I tend to gravitate towards books with women protaganists and identify more with them than I do books that feature men protaganists. Give me a good strong, complicated female character any day of the week. I could talk for hours about literary women and their impact, especially when they don’t fall into what we at the GUYA like to call the “Bella mold.”
Bella mold – whiney, self-depricating, indecisive, blames herself for everything kind of character
Anywho… modern literary characters aside, some of my favorite literary characters are women who were ahead of their time, who were so shackled by the constraints of whatever period they lived in that they bucked the system. The two actresses I’ve featured here today might not have portrayed characters who bucked the system quite as hard as some of my other favorite female characters, but they did struggle to find their own places in their worlds.
1994 Winona Ryder Best Actress Nominee Little Women based on the novel by Louisa May Alcott
This is one of my all-time favorite movies EVER and Winona Ryder will always been Jo March to me. Jo is the type of girl who longs to be a boy, who hates the thoughts of being confined to the rules that are forced upon women.
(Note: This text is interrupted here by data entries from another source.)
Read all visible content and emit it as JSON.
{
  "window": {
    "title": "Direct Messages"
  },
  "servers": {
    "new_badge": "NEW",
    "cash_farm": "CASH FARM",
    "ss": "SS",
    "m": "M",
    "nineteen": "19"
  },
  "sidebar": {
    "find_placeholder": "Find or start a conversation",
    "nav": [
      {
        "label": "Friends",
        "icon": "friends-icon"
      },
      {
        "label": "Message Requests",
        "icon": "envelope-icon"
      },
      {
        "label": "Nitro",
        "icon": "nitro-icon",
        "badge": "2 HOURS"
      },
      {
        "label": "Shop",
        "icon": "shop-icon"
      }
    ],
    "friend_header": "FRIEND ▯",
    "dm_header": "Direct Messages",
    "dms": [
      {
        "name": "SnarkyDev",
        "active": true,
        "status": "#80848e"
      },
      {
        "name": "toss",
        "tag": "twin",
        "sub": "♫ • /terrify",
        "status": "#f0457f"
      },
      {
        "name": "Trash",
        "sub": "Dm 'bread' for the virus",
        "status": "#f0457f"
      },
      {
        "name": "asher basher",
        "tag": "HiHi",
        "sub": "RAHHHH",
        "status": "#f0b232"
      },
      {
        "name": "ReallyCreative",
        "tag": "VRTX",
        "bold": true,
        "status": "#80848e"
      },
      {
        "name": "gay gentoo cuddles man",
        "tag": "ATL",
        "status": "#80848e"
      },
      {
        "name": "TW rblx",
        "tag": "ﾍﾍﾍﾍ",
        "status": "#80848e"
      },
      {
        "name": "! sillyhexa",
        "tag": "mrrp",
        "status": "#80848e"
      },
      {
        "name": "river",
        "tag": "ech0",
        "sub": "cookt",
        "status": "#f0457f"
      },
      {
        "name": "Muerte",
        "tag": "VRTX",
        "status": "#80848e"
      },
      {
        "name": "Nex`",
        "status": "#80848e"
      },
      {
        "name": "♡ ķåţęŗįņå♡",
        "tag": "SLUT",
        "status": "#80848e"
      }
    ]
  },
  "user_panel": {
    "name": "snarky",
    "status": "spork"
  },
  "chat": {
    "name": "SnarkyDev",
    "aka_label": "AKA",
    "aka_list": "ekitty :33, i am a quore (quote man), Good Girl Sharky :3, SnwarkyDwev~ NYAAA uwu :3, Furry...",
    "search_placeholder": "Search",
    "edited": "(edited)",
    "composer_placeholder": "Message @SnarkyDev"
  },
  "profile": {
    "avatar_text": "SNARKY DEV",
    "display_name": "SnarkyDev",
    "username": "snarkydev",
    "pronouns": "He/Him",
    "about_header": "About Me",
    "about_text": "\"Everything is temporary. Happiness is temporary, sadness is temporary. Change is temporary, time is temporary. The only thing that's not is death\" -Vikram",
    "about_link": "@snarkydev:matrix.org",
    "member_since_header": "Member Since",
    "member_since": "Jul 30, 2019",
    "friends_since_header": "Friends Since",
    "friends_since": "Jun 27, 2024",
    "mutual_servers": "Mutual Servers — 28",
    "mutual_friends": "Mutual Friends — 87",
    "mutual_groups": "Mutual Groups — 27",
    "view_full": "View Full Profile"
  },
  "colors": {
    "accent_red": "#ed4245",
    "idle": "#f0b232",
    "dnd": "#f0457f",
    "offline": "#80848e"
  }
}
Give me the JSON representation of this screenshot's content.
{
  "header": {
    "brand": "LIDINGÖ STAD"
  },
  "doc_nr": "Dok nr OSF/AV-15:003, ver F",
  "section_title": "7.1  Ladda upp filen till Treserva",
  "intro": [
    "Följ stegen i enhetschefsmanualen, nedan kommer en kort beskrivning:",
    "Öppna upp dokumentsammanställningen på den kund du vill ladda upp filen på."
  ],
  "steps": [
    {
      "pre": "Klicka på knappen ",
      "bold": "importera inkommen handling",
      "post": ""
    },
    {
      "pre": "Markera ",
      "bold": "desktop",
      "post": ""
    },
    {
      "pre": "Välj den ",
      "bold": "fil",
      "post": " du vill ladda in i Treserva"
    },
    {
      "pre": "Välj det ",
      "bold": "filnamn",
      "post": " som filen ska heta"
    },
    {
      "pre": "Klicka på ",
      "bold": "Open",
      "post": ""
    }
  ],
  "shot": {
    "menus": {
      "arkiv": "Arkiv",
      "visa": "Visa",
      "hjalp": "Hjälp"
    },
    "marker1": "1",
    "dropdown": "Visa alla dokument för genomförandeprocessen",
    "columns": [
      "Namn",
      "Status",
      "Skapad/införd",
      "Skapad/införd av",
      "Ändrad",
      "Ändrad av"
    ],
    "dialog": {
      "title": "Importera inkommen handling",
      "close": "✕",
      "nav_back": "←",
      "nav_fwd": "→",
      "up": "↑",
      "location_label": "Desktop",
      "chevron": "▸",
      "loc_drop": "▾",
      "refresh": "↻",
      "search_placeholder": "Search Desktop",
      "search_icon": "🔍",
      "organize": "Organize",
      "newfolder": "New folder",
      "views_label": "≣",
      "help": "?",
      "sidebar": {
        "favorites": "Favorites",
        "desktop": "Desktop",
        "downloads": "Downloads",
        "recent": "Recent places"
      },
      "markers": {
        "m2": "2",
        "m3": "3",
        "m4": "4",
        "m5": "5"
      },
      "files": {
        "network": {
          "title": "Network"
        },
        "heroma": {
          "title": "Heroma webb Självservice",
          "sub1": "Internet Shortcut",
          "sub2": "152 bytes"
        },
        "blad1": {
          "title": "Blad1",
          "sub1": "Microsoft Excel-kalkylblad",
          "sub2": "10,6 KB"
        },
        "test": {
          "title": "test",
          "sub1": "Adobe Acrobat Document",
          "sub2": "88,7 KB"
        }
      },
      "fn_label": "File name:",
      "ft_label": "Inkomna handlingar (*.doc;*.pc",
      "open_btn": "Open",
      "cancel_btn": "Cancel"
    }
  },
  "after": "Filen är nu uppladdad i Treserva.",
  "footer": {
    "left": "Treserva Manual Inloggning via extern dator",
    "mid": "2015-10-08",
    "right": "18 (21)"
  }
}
As she grows into womanhood, she realizes that she has to find her own place, to develop her own mind and talents to achieve her dreams in a world where the dreams of women aren’t as easily achieved.
In past adaptations of this novel, Jo has been wild, outspoken and brash – someone I haven’t been able to relate to. But Winona Ryder manages to retain this wildness of the character while showing the deep struggle she feels as she tries to find her place. She’s not as stern and rough around the edges as other actresses have portrayed the character, which I honestly prefer. I always thought of myself as a Beth, maybe a Meg, but Ryder’s performance makes me wonder if deep down I’m a Jo… struggling to escape the world I sometimes feel trapped in and pursue my dreams and become great.
Although… if Teddy looked as dreamy in the books as he did in the movie, I’ll never understand why she turned him down. Never ever.
1939 Vivien Leigh Best Actress Gone With the Wind, based on the novel by Margaret Mitchell
What Oscars Moviebooks post would be complete without mentioning Vivien Leigh in Gone With the Wind? Love her or hate her, Scarlett O’Hara is the quintessential literary character that will, in my opinion, never be topped.
I’ve always loved Scarlett, the way she’s arrogant and naieve; how she flits around like she’s the queen of Atlanta. I love how underneath it all she’s a scared child who finds her bravery, trying to keep her world together while the war rages on around her. I love that she’s shrewd and uses her feminine wiles to get her way, whether it’s a husband or a business.
Vivien Leigh portrayed all these qualities so perfectly, so honestly. I think it could be easy to lose sight of a character’s personality, especially when it’s as complex as Scarlett’s, but Leigh manages to hold onto all the things that make Scarlett who she is. From the very beginning to the last scene she shows us Scarlett’s fear, her uncertainty, while masking it behind an air of snobbery and brattiness. Leigh portrayed a character that is easily hated, easily despised, but shows us how despite this we can still love and feel for Scarlett because we know the struggles she faces.